放送倫理・番組向上機構(BPO)の放送倫理検証委員会は、10日に開いた会合で、6月に視聴者・聴取者から寄せられた意見が5,000件を超え、前月から大幅に増加したことを報告した。主な意見として、深夜に放送されたトーク番組に対し、女性への差別や偏見を助長する内容だとする批判が多数寄せられた。
BPOが公表した議事概要によると、このトーク番組をめぐっては、「女性への差別や偏見を助長する」「一方的に差別を助長・扇動する番組構造である」といった声が寄せられた。
ほかにも、政治報道に対して、政治的公平性や内容の多角性を問う意見が寄せられた。
総裁選などの際に陣営が動画作成を依頼したとの疑惑に関する高市早苗首相の答弁をめぐり、各局の報道に対して「首相側の主張のみ伝えている」とする声があった一方、「一方的に疑惑のみを強調している」とする、逆の立場からの批判も寄せられた。

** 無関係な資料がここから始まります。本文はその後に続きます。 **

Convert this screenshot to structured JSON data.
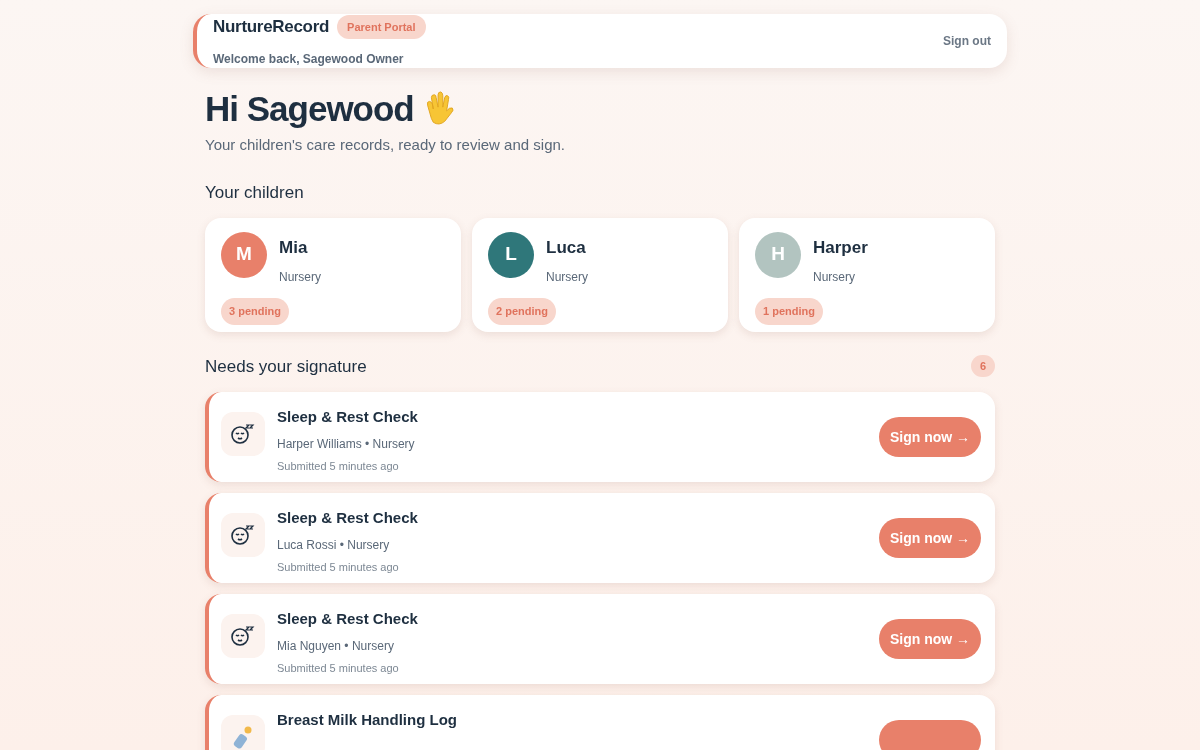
{
  "header": {
    "brand": "NurtureRecord",
    "badge": "Parent Portal",
    "welcome": "Welcome back, Sagewood Owner",
    "sign_out": "Sign out"
  },
  "greeting": {
    "title": "Hi Sagewood",
    "subtitle": "Your children's care records, ready to review and sign."
  },
  "children_section": {
    "title": "Your children",
    "children": [
      {
        "initial": "M",
        "name": "Mia",
        "group": "Nursery",
        "pending": "3 pending",
        "color": "#e8806a"
      },
      {
        "initial": "L",
        "name": "Luca",
        "group": "Nursery",
        "pending": "2 pending",
        "color": "#2f777a"
      },
      {
        "initial": "H",
        "name": "Harper",
        "group": "Nursery",
        "pending": "1 pending",
        "color": "#b2c4c0"
      }
    ]
  },
  "signature_section": {
    "title": "Needs your signature",
    "count": "6",
    "items": [
      {
        "kind": "sleep",
        "title": "Sleep & Rest Check",
        "subtitle": "Harper Williams • Nursery",
        "submitted": "Submitted 5 minutes ago",
        "button": "Sign now →"
      },
      {
        "kind": "sleep",
        "title": "Sleep & Rest Check",
        "subtitle": "Luca Rossi • Nursery",
        "submitted": "Submitted 5 minutes ago",
        "button": "Sign now →"
      },
      {
        "kind": "sleep",
        "title": "Sleep & Rest Check",
        "subtitle": "Mia Nguyen • Nursery",
        "submitted": "Submitted 5 minutes ago",
        "button": "Sign now →"
      },
      {
        "kind": "bottle",
        "title": "Breast Milk Handling Log"
      }
    ]
  }
}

同じ報道に対して相反する意見が示され、情報の取り上げ方や複数の視点を伝える姿勢が問われる形となった。
この会合では、2026年3月14日から26日にかけて、奈良テレビ放送、とちぎテレビ、京都放送、群馬テレビ、テレビ和歌山、岐阜放送、三重テレビ放送、びわ湖放送の民放8局が放送した宗教番組『霊界探訪記~不滅なるものへの挑戦~』について、視聴者から「教団の主張を一方的に流す内容だ」とする意見が寄せられたことを受け、審議入りを決めている。